Fetch the complete documentation index at: https://docs.localops.co/llms.txt

Use this file to discover all available pages before exploring further.

This is a guide to learn more about how you can instrument your services by exposing custom metrics that are crucial for your app/use case. For example, you can record emails_received, emails_sent, emails_bounced if you’re building a transaction email service. Or you can record tcp_connections if you’re building realtime services.

How to instrument your services

LocalOps by default embeds Prometheus in every environment. To make your service’s metrics available to Prometheus, follow these steps to expose an endpoint that responds with metrics in the format Prometheus expects.

1. Use a Prometheus client library in code

You can do this without a Prometheus client library too, but it is much easier if you use the library. Prometheus officially supports client libraries for these languages:
  1. Go
  2. Java
  3. Python
  4. Rust
  5. Erlang
  6. NodeJS
There are unofficial community-maintained libraries for other languages too. Check https://prometheus.io/docs/instrumenting/clientlibs/ for the full list. Please follow the corresponding language guide on how to make custom metrics available.

2. Expose an endpoint in your service like /metrics

Define a specific endpoint like /metrics in your service and connect the Prometheus client library’s URL handler to it. This endpoint will be called by the inbuilt monitoring stack (Prometheus) periodically to scrape the metrics exposed in step 1.
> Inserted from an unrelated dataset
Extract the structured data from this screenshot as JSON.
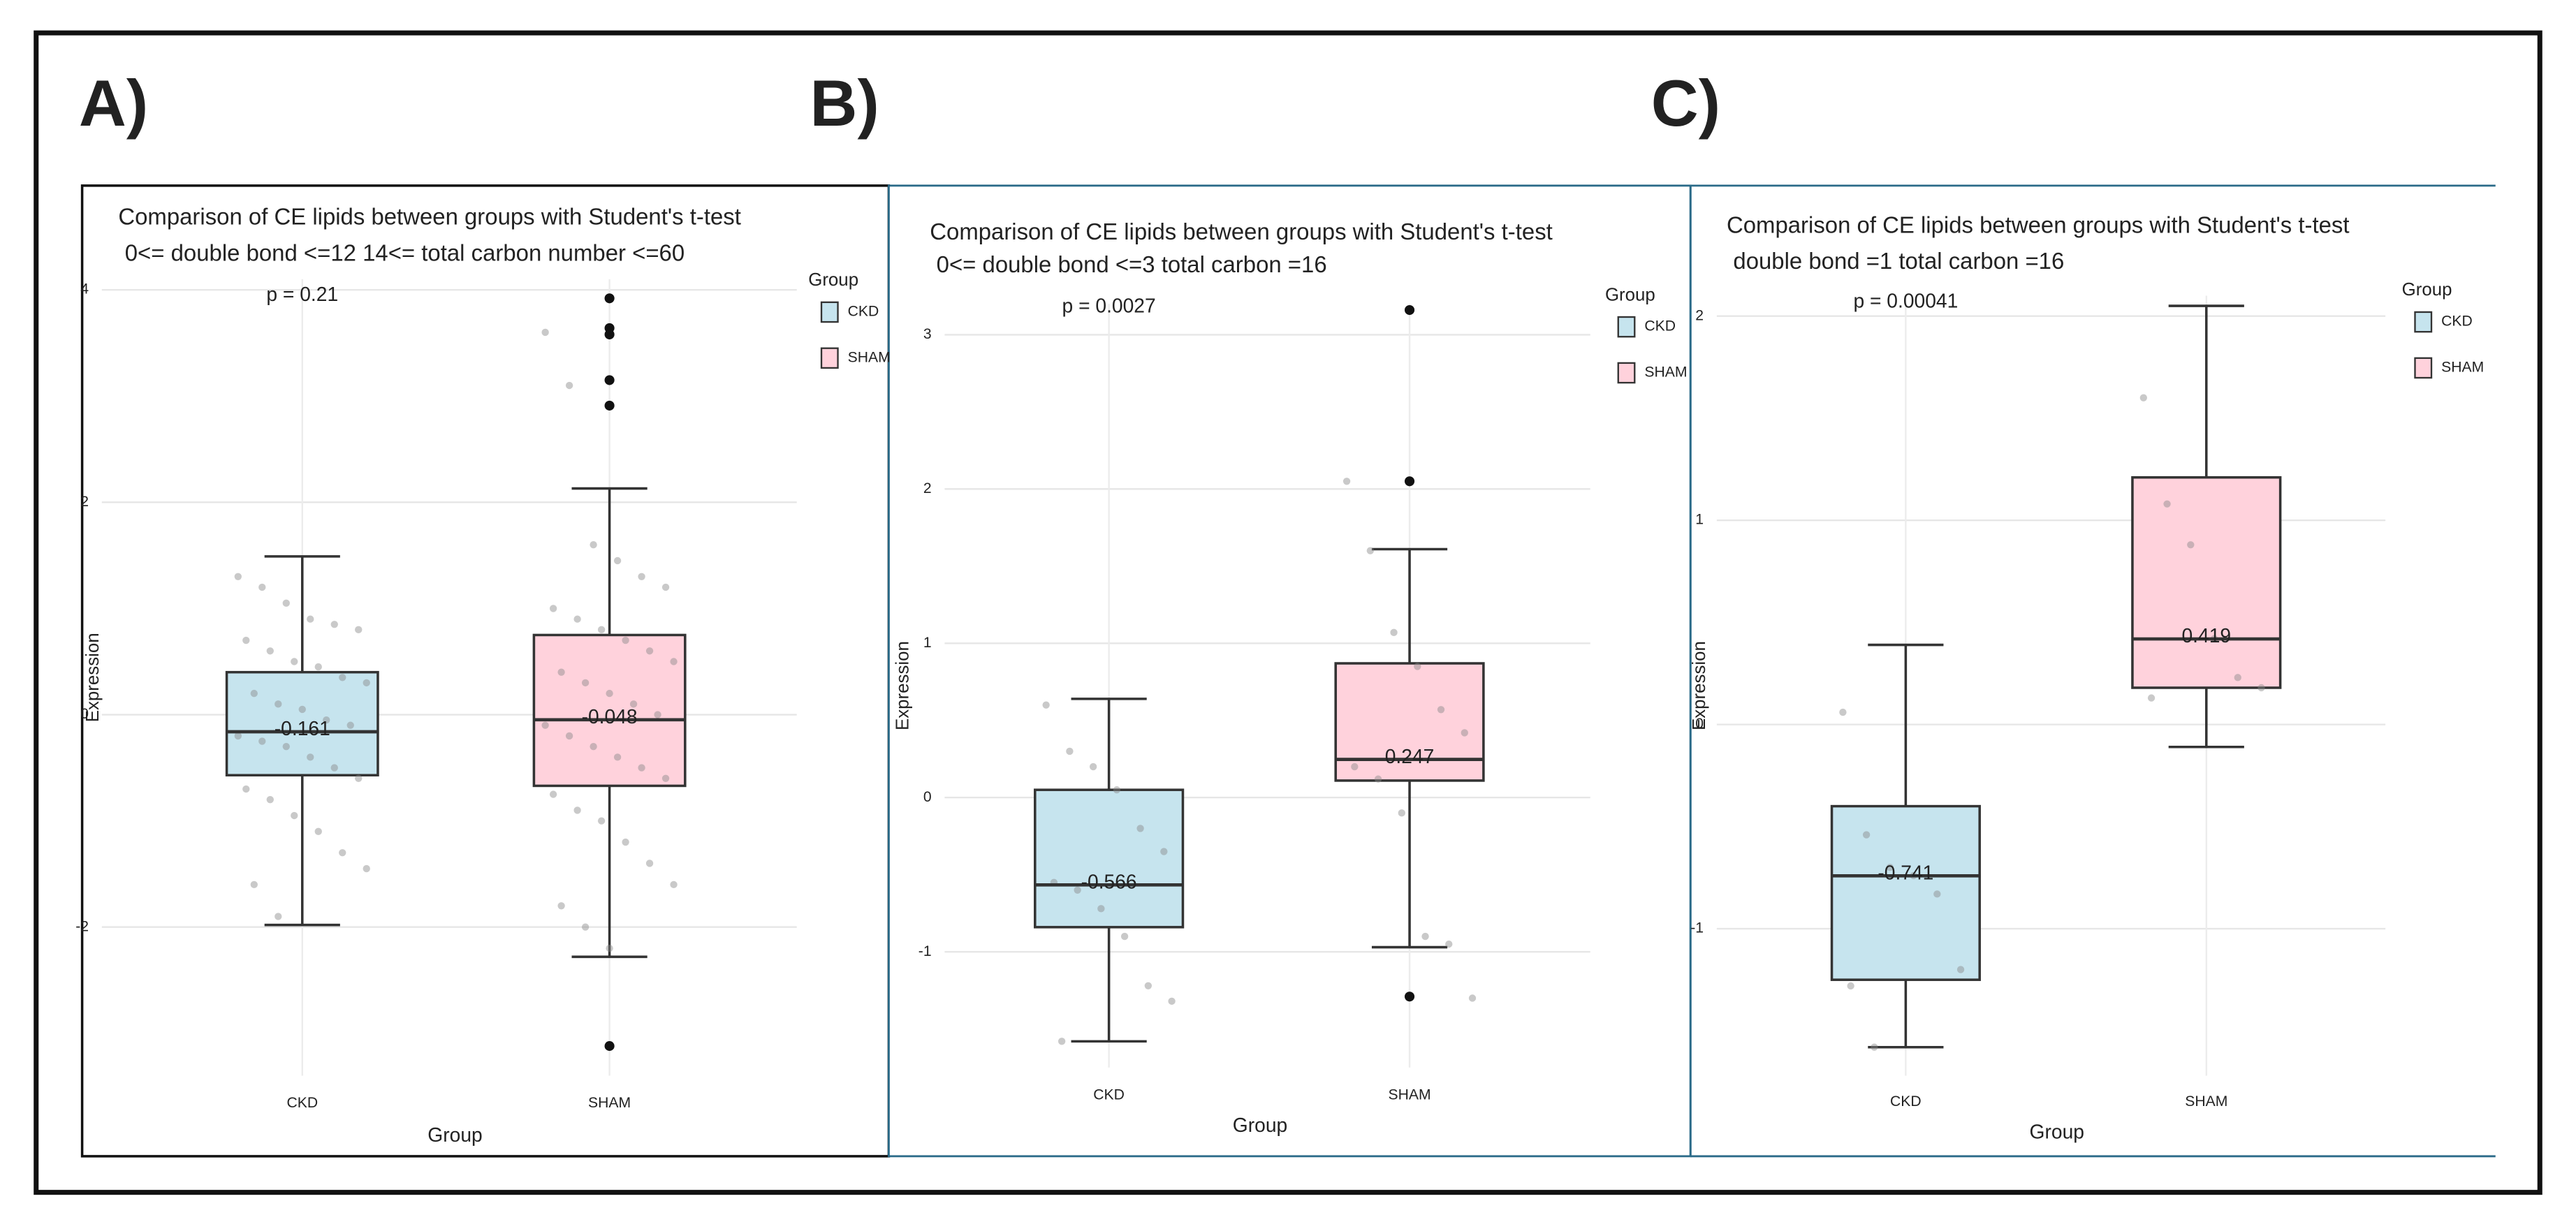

3. Declare the metrics endpoint in ops.json

ops.json lets you define configuration specific to your service. Just declare a metrics key like below in ops.json:
{
    "metrics": {
        "endpoint": "/metrics",
        "interval": 15,
        "port": 9090
    }
}
interval is how often Prometheus will hit this endpoint, in seconds. Please don’t keep it too low (like 1 second). Your service might get too busy handling these requests instead of handling real user requests. LocalOps will then make these metrics available automatically in the Grafana dashboard via Prometheus, just like any other metric.

Language-specific guides

End-to-end examples (dependency install, sample code, ops.json, and recommended community Grafana dashboard IDs) are available for each runtime:
For Helm charts, the same instrumentation can be included in the charts you generate and publish. If a Prometheus + Grafana stack is installed and configured in any target Kubernetes cluster where your Helm chart is deployed, it will automatically collect and visualize the same metrics in Grafana.